De mens zit fantastisch in elkaar. Ieder van ons is uniek, en toch gelijken we ook heel erg op elkaar omdat het erfelijk materiaal van de ene mens weinig verschilt van dat van de andere. Soms volstaat een klein verschil om een ziekte te doen ontstaan. In een aantal gevallen stelt de toepassing van de nieuwste technieken de genetici in staat om die kleine verschillen aan te tonen. Bij elk van ons kan het erfelijk of genetisch materiaal,het DNA, door een lichtmicroscoop gezien worden in de kern van onze witte bloedcellen onder de vorm van 46 chromosomen. Deze chromosomen komen voor in paren. De eerste 22 paren noemt men in medische taal de lichaamsbepalende of autosome chromosomen . Ze worden genummerd van 1 tot en met 22. Het 23ste paar bestaat uit de geslachtschromosomen , XX voor de vrouw en XY voor de man. Deze 46 chromosomen zitten in alle cellen van ons lichaam, behalve in de voortplantingscellen. Nog eens samengevat: Elke lichaamscel bevat normaal 46 chromosomen, die twee aan twee gelijk zijn, ze vormen een paar, een koppel. In totaal heeft iedere cel dus 23 chromosomenparen. Van elk paar is het ene chromosoom van de moeder afkomstig en het andere van de vader. Een uitzondering vormen de De voortplantingscellen (de eicellen of de zaadcellen). Deze bevatten slechts 23 chromosomen. Bij de deling tot voortplantingscellen verdelen de chromosomen zich, zodat het aantal chromosomen wordt gehalveerd van 46 tot 23. Tijdens de bevruchting komen er dus 23 chromosomen van de eicel, en 23 chromosomen vanuit de zaadcel bij elkaar, zodat er weer een cel ontstaat met 46 chromosomen. Door de samensmelting van eicel en zaadcel wordt het erfelijk materiaal van beide voortplantingscellen samengevoegd.

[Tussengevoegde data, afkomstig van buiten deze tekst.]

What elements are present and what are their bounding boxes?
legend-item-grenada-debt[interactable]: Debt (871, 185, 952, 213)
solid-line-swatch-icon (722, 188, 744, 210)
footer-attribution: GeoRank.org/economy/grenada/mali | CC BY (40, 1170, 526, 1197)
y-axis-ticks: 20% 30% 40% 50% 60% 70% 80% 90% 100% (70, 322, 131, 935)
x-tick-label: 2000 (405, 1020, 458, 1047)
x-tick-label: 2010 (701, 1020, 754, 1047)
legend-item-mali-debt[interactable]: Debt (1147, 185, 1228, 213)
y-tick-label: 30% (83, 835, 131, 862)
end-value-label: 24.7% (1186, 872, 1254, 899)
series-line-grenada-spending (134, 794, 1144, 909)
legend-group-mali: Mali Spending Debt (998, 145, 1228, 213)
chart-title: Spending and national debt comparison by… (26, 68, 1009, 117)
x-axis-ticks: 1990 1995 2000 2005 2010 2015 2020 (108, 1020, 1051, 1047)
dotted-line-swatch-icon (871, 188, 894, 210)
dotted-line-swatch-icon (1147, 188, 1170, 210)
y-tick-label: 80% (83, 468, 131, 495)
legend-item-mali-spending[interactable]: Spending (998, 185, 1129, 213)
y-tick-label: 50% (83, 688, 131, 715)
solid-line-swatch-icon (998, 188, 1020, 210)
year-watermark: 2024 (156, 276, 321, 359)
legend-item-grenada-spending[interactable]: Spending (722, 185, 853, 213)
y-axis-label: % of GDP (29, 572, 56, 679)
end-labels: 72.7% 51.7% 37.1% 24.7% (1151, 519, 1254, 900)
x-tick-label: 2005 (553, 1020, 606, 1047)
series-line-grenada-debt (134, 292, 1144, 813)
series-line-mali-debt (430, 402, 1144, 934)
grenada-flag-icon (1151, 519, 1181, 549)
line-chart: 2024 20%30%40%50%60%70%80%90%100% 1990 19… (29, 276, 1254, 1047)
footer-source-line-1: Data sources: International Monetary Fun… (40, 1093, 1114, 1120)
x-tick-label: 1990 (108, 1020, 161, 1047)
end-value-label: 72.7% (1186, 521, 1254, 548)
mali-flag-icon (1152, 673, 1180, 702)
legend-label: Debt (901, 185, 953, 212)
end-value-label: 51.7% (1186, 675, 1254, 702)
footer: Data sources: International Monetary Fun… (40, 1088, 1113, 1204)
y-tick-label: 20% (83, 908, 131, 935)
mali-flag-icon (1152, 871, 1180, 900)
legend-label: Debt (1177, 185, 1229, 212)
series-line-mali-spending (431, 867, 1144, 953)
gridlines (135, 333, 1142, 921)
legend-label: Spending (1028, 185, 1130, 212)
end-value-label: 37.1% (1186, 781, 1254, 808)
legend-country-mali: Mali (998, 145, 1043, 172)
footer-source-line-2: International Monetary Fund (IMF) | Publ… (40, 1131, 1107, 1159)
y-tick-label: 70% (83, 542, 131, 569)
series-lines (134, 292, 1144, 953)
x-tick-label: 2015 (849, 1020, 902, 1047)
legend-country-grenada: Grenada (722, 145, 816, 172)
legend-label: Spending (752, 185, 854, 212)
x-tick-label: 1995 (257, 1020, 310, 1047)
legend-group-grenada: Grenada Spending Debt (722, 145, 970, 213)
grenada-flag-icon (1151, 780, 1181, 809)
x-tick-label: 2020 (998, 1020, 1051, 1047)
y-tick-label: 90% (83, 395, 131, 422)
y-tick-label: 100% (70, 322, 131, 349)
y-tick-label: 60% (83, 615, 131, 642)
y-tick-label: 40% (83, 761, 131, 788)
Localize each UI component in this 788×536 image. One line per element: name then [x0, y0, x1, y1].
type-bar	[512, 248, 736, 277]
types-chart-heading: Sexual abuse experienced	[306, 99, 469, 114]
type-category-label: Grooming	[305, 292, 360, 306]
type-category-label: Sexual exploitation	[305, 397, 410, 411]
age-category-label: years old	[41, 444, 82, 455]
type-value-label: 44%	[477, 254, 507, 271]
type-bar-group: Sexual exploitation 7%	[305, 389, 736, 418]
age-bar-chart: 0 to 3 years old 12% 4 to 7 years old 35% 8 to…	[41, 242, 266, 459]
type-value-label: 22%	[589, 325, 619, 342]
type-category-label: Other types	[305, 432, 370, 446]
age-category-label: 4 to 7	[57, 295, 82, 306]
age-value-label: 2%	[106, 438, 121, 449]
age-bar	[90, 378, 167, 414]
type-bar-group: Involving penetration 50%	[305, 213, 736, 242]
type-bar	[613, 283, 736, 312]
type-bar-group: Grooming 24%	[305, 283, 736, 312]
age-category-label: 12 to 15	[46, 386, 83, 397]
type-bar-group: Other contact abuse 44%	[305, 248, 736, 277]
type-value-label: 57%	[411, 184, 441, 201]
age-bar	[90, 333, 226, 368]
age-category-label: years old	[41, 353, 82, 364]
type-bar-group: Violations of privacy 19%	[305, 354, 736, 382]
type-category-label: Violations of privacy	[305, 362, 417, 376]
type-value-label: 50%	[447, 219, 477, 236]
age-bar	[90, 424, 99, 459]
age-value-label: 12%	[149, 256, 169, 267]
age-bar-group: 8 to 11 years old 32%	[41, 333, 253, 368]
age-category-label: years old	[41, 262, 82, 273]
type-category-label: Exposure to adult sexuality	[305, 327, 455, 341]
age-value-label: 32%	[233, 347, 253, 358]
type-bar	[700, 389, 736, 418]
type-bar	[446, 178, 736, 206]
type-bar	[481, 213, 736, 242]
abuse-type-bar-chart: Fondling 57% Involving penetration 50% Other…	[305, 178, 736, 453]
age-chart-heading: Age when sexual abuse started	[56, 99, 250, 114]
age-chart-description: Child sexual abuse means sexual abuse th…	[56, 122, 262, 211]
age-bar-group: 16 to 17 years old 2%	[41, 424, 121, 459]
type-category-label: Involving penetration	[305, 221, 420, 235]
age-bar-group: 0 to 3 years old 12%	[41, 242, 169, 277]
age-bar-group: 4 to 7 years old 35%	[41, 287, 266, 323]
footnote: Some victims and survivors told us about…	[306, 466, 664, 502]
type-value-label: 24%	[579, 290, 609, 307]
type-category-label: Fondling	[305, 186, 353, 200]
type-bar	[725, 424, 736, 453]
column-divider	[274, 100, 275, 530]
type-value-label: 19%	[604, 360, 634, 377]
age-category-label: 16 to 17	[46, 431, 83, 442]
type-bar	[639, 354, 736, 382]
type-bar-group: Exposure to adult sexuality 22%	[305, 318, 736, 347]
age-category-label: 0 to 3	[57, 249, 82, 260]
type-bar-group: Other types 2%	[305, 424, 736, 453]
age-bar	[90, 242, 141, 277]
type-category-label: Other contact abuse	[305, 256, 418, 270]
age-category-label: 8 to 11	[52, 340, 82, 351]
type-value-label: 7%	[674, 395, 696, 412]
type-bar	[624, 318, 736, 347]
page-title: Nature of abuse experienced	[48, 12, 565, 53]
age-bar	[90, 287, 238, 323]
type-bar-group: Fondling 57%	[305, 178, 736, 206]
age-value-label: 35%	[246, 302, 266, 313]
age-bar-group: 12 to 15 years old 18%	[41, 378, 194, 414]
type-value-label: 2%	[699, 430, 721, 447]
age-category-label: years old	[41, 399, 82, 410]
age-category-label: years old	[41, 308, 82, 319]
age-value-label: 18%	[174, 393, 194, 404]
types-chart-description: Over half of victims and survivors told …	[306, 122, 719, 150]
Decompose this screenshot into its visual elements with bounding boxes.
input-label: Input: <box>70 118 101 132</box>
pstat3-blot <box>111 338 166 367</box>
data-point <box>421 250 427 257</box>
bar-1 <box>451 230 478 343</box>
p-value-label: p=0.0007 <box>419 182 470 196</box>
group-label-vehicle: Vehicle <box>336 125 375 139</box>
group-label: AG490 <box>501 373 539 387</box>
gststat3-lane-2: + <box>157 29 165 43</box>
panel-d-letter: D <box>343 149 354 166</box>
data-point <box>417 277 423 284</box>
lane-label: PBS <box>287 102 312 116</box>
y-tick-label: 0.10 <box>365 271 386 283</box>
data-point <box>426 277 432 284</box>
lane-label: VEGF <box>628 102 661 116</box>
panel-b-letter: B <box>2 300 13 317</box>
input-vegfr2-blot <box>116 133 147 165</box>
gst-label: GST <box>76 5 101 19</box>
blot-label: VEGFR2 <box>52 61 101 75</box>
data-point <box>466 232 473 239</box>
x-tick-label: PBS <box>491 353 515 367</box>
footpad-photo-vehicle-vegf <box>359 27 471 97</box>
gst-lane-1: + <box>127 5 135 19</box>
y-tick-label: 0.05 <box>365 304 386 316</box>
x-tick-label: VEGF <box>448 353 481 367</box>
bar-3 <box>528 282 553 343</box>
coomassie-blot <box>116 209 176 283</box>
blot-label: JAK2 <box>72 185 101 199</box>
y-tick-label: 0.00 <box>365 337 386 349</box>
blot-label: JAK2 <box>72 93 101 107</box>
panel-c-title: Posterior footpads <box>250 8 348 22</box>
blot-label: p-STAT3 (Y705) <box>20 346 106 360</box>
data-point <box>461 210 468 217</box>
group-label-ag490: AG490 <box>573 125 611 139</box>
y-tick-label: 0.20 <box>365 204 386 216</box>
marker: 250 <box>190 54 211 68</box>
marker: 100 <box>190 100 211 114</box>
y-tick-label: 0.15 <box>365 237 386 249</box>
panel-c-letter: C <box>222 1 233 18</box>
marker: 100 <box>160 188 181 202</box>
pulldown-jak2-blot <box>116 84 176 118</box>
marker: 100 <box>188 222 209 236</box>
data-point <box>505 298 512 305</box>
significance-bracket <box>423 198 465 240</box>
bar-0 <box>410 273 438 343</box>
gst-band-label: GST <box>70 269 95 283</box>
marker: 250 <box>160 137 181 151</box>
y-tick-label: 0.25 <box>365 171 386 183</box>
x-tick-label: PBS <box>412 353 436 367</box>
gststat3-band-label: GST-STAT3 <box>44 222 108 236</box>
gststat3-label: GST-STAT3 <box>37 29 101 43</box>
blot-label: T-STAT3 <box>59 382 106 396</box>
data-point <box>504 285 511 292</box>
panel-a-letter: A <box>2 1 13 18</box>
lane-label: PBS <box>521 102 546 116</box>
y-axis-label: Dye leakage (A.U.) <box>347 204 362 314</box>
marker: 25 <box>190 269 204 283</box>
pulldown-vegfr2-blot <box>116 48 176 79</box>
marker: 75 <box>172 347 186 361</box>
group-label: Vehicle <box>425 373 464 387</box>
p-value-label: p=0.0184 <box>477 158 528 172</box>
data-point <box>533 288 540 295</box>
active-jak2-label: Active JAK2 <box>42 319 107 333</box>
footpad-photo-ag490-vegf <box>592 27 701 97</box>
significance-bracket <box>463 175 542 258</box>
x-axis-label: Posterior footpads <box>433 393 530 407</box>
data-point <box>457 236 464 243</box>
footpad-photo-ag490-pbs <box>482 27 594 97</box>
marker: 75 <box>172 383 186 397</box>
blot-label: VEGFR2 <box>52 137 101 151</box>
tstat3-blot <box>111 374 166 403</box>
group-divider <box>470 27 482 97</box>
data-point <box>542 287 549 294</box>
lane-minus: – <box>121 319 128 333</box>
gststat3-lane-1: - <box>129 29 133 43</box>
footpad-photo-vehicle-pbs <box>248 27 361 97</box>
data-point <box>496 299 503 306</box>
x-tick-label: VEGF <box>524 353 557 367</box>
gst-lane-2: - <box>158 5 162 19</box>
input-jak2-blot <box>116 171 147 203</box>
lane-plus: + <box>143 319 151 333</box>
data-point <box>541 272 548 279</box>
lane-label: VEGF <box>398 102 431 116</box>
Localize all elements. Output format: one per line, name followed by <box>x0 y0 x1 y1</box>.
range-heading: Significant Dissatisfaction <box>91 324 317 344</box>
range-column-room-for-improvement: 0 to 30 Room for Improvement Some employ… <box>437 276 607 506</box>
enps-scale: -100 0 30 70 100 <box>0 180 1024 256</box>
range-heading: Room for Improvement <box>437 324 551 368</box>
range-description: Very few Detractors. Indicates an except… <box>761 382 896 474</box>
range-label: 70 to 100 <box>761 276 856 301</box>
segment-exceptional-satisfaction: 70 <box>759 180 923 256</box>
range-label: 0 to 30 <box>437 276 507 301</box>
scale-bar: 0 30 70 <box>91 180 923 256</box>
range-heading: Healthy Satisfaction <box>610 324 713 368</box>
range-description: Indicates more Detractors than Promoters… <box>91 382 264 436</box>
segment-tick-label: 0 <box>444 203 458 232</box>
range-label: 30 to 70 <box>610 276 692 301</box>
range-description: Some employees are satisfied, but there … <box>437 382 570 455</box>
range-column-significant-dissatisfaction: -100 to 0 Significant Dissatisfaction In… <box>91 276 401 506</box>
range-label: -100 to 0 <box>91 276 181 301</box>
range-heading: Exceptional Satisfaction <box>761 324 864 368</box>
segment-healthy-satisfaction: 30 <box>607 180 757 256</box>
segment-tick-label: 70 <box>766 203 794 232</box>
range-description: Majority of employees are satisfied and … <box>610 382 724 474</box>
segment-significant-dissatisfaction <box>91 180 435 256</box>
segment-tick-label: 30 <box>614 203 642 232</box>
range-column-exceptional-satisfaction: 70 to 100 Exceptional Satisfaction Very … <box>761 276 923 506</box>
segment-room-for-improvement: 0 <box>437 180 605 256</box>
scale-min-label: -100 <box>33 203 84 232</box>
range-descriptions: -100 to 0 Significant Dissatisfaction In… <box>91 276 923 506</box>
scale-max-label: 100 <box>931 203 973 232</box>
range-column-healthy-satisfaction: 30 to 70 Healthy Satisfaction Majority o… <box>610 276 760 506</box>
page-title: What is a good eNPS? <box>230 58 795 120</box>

Elke mens is opgebouwd uit cellen
Iedere cel heeft een kern met daarin het erfelijk materiaal
Het erfelijk materiaal in de kern zijn de chromosomen
Een chromosoom is opgebouwd uit DNA-strengen
Op de DNA-strengen liggen duizenden genen(-paren)

Basiskennis

Elke cel van ons lichaam heeft een kern, en daarin zitten de
chromosomen. Je kan chromosomen vergelijken met een 46-delige encyclopedie.
De laatste twee delen bepalen het geslacht van een persoon. Als je de boekdelen (chromosomen) XX hebt, ben je een meisje, heb je de delen (chromosomen) XY, dan ben je een jongen.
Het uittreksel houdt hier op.